42 people now own the same amount of wealth as the bottom 3.7 billion people in the world

A new report details the ways inequality thrived in 2017.

CREDIT: Getty Images
CREDIT: Getty Images

Last year saw the biggest increase in the number of billionaires in history — a new one every two days — bringing the number of global billionaires to 2,043. Nine out of 10 of them are men, according to new report from Oxfam released Monday, which details the ways global inequality thrived in 2017.

Last year, the wealth of that elite group increased by $762 billion, enough to end global poverty seven times over, and between 2006 and 2015, according to Oxfam, ordinary workers saw their incomes rise by an average of just 2 percent per year. During that same time period, billionaire wealth rose six times as fast, about 13 percent per year.

According to the report, 82 percent of all growth in global wealth last year went to the top 1 percent, while the bottom half of people worldwide saw no increase at all. Oxfam also found that women provide about $10 trillion in unpaid care each year to support the global economy.

That means the richest 1 percent of people continue to own more wealth than the rest of humanity combined.

To put things in perspective, think of it this way: New York City has a population of a little more than 8.5 million people. Now double the number of people, and then double it again and again and again and again until you get 3.7 billion people — or about 400 New York Cities-worth of people.


Last year, in 2017, those 400 New York Cities made no progress toward greater economic security. The 3.7 billion people who make up those 400 New York Cities-worth of people gained zero percent of the wealth generated by the human race last year.

Meanwhile, 42 people — about one busy New York City diner full of people — now own the same amount of wealth as the bottom 3.7 billion people who make up those 400 New York Cities. Sixty-one people own the same wealth as the entire bottom 50 percent of humanity.

Such extreme wealth is rarely earned. According to Oxfam, approximately one third of billionaires become billionaires via inheritance, and another third are due to monopolies and chronyism. While some billionaires do make their fortunes in competitive markets, they often do so by driving down the wages and ignoring working conditions.

As the authors of the Oxfam report write, “At the same time, the poorest children, and especially the poorest girls, are condemned to die poor, as opportunities go to the children of richer families.”

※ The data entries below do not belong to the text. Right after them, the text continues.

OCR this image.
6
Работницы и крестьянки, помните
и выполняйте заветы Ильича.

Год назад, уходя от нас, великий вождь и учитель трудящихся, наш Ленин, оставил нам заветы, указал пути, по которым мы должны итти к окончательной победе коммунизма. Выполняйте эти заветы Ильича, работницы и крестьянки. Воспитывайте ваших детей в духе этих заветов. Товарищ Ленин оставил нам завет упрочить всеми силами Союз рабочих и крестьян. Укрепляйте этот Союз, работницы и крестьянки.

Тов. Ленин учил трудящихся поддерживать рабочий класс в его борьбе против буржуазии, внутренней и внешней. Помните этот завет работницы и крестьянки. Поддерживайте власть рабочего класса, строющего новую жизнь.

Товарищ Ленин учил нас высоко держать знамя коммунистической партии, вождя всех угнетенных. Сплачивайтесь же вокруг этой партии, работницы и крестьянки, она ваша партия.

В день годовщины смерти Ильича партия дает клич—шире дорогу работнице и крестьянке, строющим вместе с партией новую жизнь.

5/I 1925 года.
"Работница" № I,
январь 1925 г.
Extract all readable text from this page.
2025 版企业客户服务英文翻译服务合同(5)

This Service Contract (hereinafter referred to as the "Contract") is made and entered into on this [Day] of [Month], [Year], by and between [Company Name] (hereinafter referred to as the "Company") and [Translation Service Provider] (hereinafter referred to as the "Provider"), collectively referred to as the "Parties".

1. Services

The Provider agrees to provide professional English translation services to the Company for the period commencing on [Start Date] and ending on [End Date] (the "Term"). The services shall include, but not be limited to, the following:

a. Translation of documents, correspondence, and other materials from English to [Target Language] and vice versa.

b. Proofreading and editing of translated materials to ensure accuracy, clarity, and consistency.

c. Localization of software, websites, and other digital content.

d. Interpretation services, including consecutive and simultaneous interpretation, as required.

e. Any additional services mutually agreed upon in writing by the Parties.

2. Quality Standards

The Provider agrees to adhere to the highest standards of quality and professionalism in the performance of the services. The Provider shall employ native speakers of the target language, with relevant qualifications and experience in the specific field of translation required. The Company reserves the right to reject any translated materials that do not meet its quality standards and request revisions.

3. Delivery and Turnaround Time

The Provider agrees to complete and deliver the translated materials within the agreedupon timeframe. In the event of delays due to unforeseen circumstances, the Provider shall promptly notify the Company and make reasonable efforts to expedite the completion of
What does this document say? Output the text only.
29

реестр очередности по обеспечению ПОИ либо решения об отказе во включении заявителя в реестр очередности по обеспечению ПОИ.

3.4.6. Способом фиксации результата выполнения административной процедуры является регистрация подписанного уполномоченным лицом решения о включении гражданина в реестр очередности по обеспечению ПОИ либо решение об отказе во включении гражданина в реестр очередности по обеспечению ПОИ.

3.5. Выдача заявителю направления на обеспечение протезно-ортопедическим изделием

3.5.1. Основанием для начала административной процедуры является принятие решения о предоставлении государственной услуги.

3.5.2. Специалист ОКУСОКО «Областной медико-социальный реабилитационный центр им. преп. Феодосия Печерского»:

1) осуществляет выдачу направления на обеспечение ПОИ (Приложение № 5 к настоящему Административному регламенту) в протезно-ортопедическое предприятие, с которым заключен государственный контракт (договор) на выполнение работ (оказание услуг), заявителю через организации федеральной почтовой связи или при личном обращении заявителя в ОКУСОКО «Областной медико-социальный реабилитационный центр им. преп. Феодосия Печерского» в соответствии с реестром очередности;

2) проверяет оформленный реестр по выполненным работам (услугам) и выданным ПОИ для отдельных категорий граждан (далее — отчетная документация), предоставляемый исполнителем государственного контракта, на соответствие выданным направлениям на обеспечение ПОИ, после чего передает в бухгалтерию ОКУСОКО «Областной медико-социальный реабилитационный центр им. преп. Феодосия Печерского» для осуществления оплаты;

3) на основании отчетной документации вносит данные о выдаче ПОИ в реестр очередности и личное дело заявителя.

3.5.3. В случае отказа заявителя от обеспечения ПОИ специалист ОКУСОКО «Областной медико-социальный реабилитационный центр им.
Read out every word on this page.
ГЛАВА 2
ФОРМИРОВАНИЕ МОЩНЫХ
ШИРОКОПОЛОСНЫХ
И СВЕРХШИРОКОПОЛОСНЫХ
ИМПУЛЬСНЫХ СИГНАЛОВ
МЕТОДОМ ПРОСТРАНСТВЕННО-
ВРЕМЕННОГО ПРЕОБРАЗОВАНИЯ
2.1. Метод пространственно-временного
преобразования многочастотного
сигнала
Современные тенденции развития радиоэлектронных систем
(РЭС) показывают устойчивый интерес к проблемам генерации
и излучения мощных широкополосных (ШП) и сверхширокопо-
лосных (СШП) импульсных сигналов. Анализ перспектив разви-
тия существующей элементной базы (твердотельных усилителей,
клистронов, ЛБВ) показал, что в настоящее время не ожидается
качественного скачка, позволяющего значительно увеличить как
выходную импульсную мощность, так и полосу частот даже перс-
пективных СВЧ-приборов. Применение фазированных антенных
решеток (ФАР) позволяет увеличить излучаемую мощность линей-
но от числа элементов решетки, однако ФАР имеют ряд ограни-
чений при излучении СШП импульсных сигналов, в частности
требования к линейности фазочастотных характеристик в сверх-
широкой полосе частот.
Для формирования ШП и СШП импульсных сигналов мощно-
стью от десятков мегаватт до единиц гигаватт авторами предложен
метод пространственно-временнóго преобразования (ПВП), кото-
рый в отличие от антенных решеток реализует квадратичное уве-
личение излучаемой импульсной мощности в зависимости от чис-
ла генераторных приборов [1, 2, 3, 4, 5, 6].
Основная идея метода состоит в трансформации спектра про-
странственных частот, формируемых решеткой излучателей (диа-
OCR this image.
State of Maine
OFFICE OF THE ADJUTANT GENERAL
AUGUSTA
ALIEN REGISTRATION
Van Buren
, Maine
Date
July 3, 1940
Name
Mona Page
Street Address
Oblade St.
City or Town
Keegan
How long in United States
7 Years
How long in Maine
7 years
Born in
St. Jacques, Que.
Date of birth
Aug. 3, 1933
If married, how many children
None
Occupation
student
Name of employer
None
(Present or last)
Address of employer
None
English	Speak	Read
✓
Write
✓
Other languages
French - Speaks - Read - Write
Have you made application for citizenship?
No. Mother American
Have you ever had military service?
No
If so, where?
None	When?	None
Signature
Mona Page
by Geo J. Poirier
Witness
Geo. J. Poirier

There are ways to remedy this: governments around the world can commit to providing education, health care, and social protection for all — and pay for those necessities by ensuring rich individuals and corporations pay their fair share of taxes. Oxfam also recommends that governments work to implement policies aimed at ending all forms of gender discrimination, limit returns to shareholders, transition from minimum wages to living wages, publicly commit to achieving universal free public services, ensure worker representation on company boards, and use taxes to reduce extreme wealth.


“Governments have another key role to play in further reducing inequality by using taxation and spending to redistribute,” the report’s author’s write. “Far more can be done to use tax to redistribute the excessive returns currently enjoyed by the wealthy. Both rich individuals and rich corporations should pay more in taxation, and they must no longer be able to avoid paying the tax that they owe.”

In 2017, the United States, led by President Trump, did the opposite. The Trump administration’s crowning achievement last year was a tax overhaul that raises taxes on middle class people making between $40,000 and $50,000 a year by more than $5 billion, all while cutting taxes by more than $5.5 billion for people making more than $1 million a year. The plan punishes wage-earning employees, creates a litany of loopholes for corporations, and repealed the Affordable Care Act’s individual mandate, a move that will kill 10,000 people every year.